= Philippe Paquet (jockey) =

French jockey

Philippe Paquet is a former champion jockey from France, who in 1974 was the winner of the Prix du Jockey Club on Caracolero, and the Gran Premio d'Italia on Ribecourt. In 1976, he also won the Irish Derby on Malacate, and the Irish Oaks on Lagunette. In 1979 and 1980, he won back to back on Boiteon in Prix Maurice de Gheest. In 1981, he won his final Group one on April Run in Prix Vermeille before finishing a close third in the Arc.

He was the stable jockey of famous French trainer François Boutin for nine years. He joined Boutin straight from school as a 14-year-old apprentice in 1966, via the local employment exchange. He was on board Nonoalco when the colt made a winning debut in the Prix Yacowlef at Deauville in 1973, breaking the course record in the process He was made stable jockey to Boutin that season, although Piggott and Saint-Martin were still used when available. In 1980, he finished the 2,000 Guineas in first place on the Boutin-trained Nureyev, but was later disqualified for impeding the progress of Posse, ridden by Pat Eddery.

In 1977, when his 17 Group winners included Trepan, Super Concorde and Malacate, Paquet won the Cravache d’Or (Golden Whip) as French Champion Jockey, which he won again in 1979, the year in which he also won the Champion Stakes on Northern Baby, on whom he had finished third in The Derby at Epsom.
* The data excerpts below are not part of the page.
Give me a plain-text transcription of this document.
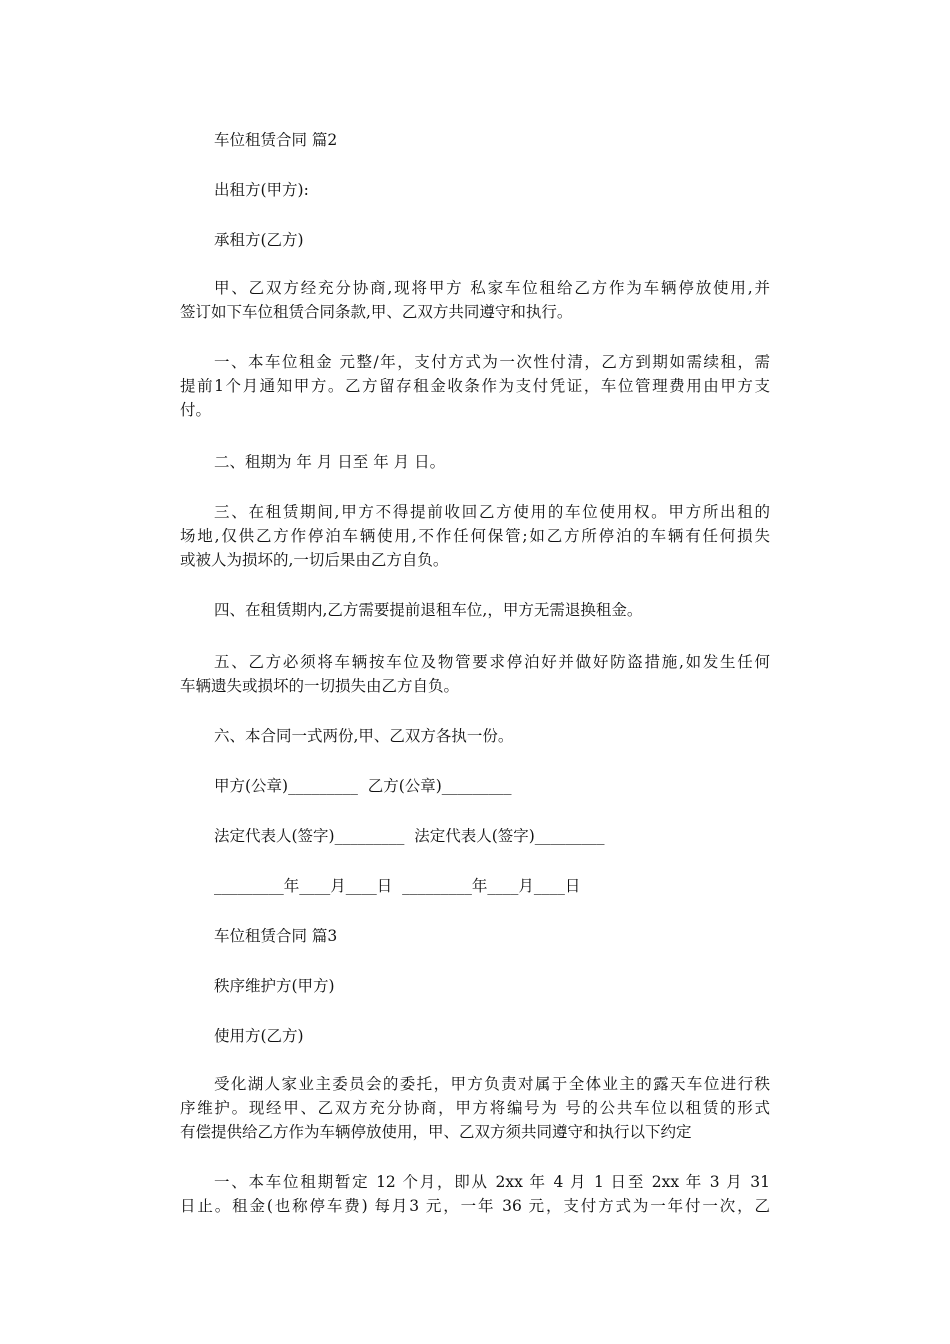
车位租赁合同 篇2
出租方(甲方):
承租方(乙方)
甲、乙双方经充分协商,现将甲方 私家车位租给乙方作为车辆停放使用,并
签订如下车位租赁合同条款,甲、乙双方共同遵守和执行。
一、本车位租金 元整/年，支付方式为一次性付清，乙方到期如需续租，需
提前1个月通知甲方。乙方留存租金收条作为支付凭证，车位管理费用由甲方支
付。
二、租期为 年 月 日至 年 月 日。
三、在租赁期间,甲方不得提前收回乙方使用的车位使用权。甲方所出租的
场地,仅供乙方作停泊车辆使用,不作任何保管;如乙方所停泊的车辆有任何损失
或被人为损坏的,一切后果由乙方自负。
四、在租赁期内,乙方需要提前退租车位,，甲方无需退换租金。
五、乙方必须将车辆按车位及物管要求停泊好并做好防盗措施,如发生任何
车辆遗失或损坏的一切损失由乙方自负。
六、本合同一式两份,甲、乙双方各执一份。
甲方(公章)_________  乙方(公章)_________
法定代表人(签字)_________  法定代表人(签字)_________
_________年____月____日  _________年____月____日
车位租赁合同 篇3
秩序维护方(甲方)
使用方(乙方)
受化湖人家业主委员会的委托，甲方负责对属于全体业主的露天车位进行秩
序维护。现经甲、乙双方充分协商，甲方将编号为 号的公共车位以租赁的形式
有偿提供给乙方作为车辆停放使用，甲、乙双方须共同遵守和执行以下约定
一、本车位租期暂定 12 个月，即从 2xx 年 4 月 1 日至 2xx 年 3 月 31
日止。租金(也称停车费) 每月3 元，一年 36 元，支付方式为一年付一次，乙
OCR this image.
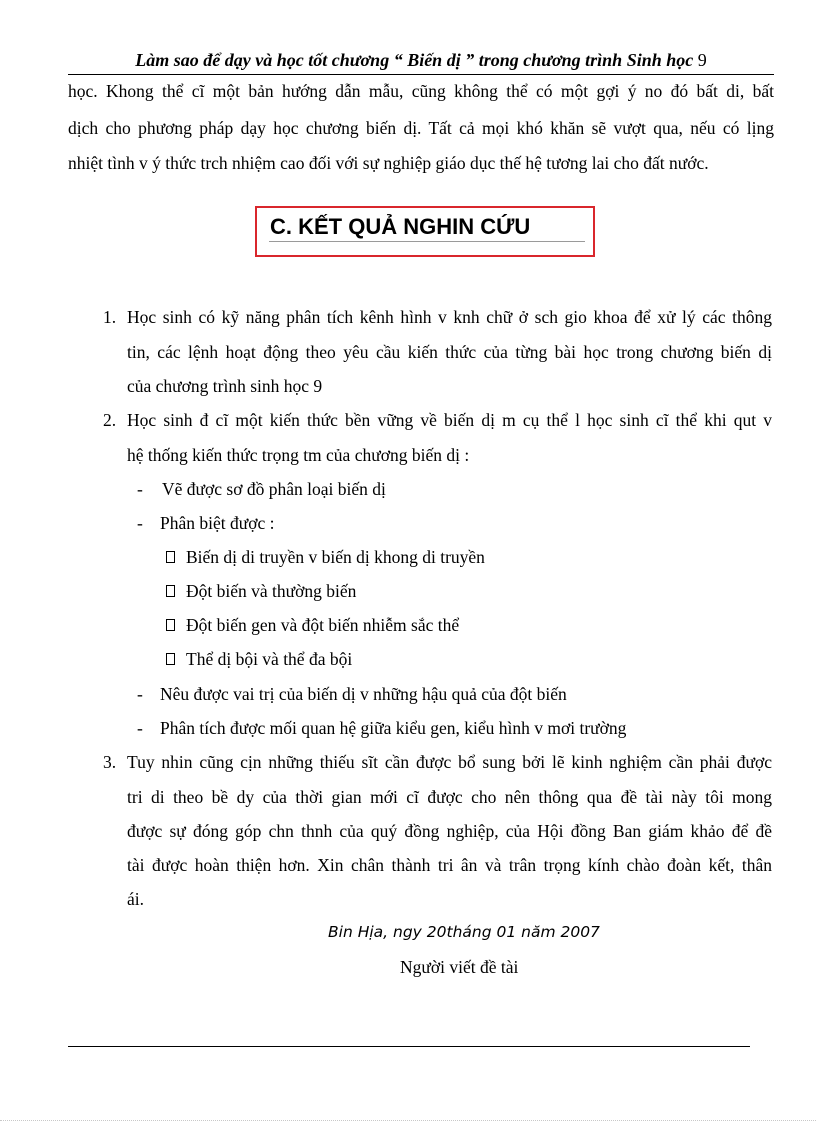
Làm sao để dạy và học tốt chương “ Biến dị ” trong chương trình Sinh học 9
học. Khong thể cĩ một bản hướng dẫn mẫu, cũng không thể có một gợi ý no đó bất di, bất
dịch cho phương pháp dạy học chương biến dị. Tất cả mọi khó khăn sẽ vượt qua, nếu có lịng
nhiệt tình v ý thức trch nhiệm cao đối với sự nghiệp giáo dục thế hệ tương lai cho đất nước.
C. KẾT QUẢ NGHIN CỨU
1. Học sinh có kỹ năng phân tích kênh hình v knh chữ ở sch gio khoa để xử lý các thông
tin, các lệnh hoạt động theo yêu cầu kiến thức của từng bài học trong chương biến dị
của chương trình sinh học 9
2. Học sinh đ cĩ một kiến thức bền vững về biến dị m cụ thể l học sinh cĩ thể khi qut v
hệ thống kiến thức trọng tm của chương biến dị :
- Vẽ được sơ đồ phân loại biến dị
- Phân biệt được :
Biến dị di truyền v biến dị khong di truyền
Đột biến và thường biến
Đột biến gen và đột biến nhiễm sắc thể
Thể dị bội và thể đa bội
- Nêu được vai trị của biến dị v những hậu quả của đột biến
- Phân tích được mối quan hệ giữa kiểu gen, kiểu hình v mơi trường
3. Tuy nhin cũng cịn những thiếu sĩt cần được bổ sung bởi lẽ kinh nghiệm cần phải được
tri di theo bề dy của thời gian mới cĩ được cho nên thông qua đề tài này tôi mong
được sự đóng góp chn thnh của quý đồng nghiệp, của Hội đồng Ban giám khảo để đề
tài được hoàn thiện hơn. Xin chân thành tri ân và trân trọng kính chào đoàn kết, thân
ái.
Bin Hịa, ngy 20tháng 01 năm 2007
Người viết đề tài
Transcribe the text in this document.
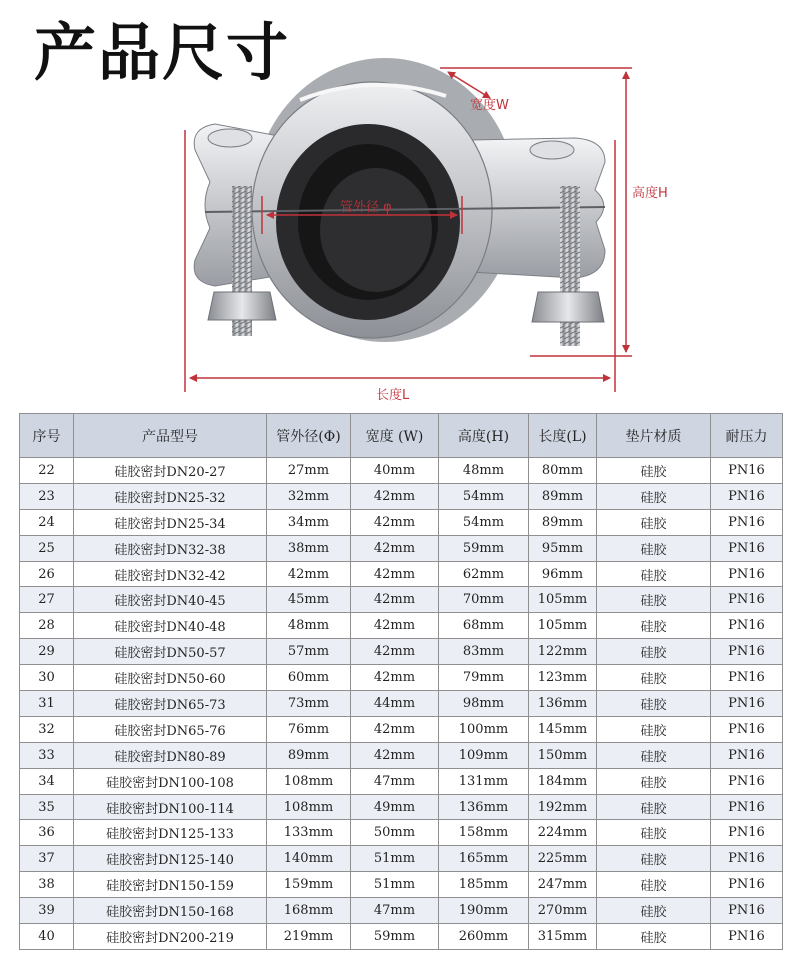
产品尺寸
宽度W
高度H
管外径 φ
长度L
序号	产品型号	管外径(Φ)	宽度 (W)	高度(H)	长度(L)	垫片材质	耐压力
22	硅胶密封DN20-27	27mm	40mm	48mm	80mm	硅胶	PN16
23	硅胶密封DN25-32	32mm	42mm	54mm	89mm	硅胶	PN16
24	硅胶密封DN25-34	34mm	42mm	54mm	89mm	硅胶	PN16
25	硅胶密封DN32-38	38mm	42mm	59mm	95mm	硅胶	PN16
26	硅胶密封DN32-42	42mm	42mm	62mm	96mm	硅胶	PN16
27	硅胶密封DN40-45	45mm	42mm	70mm	105mm	硅胶	PN16
28	硅胶密封DN40-48	48mm	42mm	68mm	105mm	硅胶	PN16
29	硅胶密封DN50-57	57mm	42mm	83mm	122mm	硅胶	PN16
30	硅胶密封DN50-60	60mm	42mm	79mm	123mm	硅胶	PN16
31	硅胶密封DN65-73	73mm	44mm	98mm	136mm	硅胶	PN16
32	硅胶密封DN65-76	76mm	42mm	100mm	145mm	硅胶	PN16
33	硅胶密封DN80-89	89mm	42mm	109mm	150mm	硅胶	PN16
34	硅胶密封DN100-108	108mm	47mm	131mm	184mm	硅胶	PN16
35	硅胶密封DN100-114	108mm	49mm	136mm	192mm	硅胶	PN16
36	硅胶密封DN125-133	133mm	50mm	158mm	224mm	硅胶	PN16
37	硅胶密封DN125-140	140mm	51mm	165mm	225mm	硅胶	PN16
38	硅胶密封DN150-159	159mm	51mm	185mm	247mm	硅胶	PN16
39	硅胶密封DN150-168	168mm	47mm	190mm	270mm	硅胶	PN16
40	硅胶密封DN200-219	219mm	59mm	260mm	315mm	硅胶	PN16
At the end of 1981 he went to Hong Kong and became the stable jockey of 1966 Epsom Derby winning trainer Gordon Symth and English trainer Derek Kent, and then Australian trainer George Moore, his father-in-law at the time. On 22 January 1984 he won the Hong Kong Derby on Baby Tiger, adding yet another prestigious trophy.

His career came to an abrupt end while training on Silver Star during a morning training session just weeks later on 13 February 1984, when he was thrown onto the turf by his mount and sustained a serious skull fracture. He received mouth to mouth resuscitation from racing journalist Graham Rock. He remained in a coma for more than three months, before regaining consciousness. Initially left partially paralysed, he spent time at a rehabilitation centre in Queensland before returning to France. Against all odds and predictions by medical staff he gradually regained mobility, speech and memory.

On an even more tragic note, Englishman Brian Taylor would die from the head and neck injuries suffered in a similar fall on the same horse, Silver Star, on 8 December that year.

Paquet, once paralysed due to the injuries, made a remarkable recovery, and even made a return to horseback, although for leisure only. Working as an assistant trainer to Francois Boutin, he later took out a training licence in his own right and enjoyed success with L'Avocat in 2004, 2005 and 2006, Outlay, Water Dragon, Zarika, Hunaudieres and Zigarolo being among his other winners.

In 2005 Jim McGrath reported in the Daily Telegraph how one morning, having waited for his work rider to appear, in frustration Paquet decided to ride work himself. "After I had done one circuit I went to pull my horse up, but I found I couldn't. After another circuit, I aimed him at a big hedge. The next thing I remember was lying on the ground, and somebody standing over me, telling me my horse was on the other side of the hedge, lying dead. Thank God, I was able to get up, and my horse was just winded."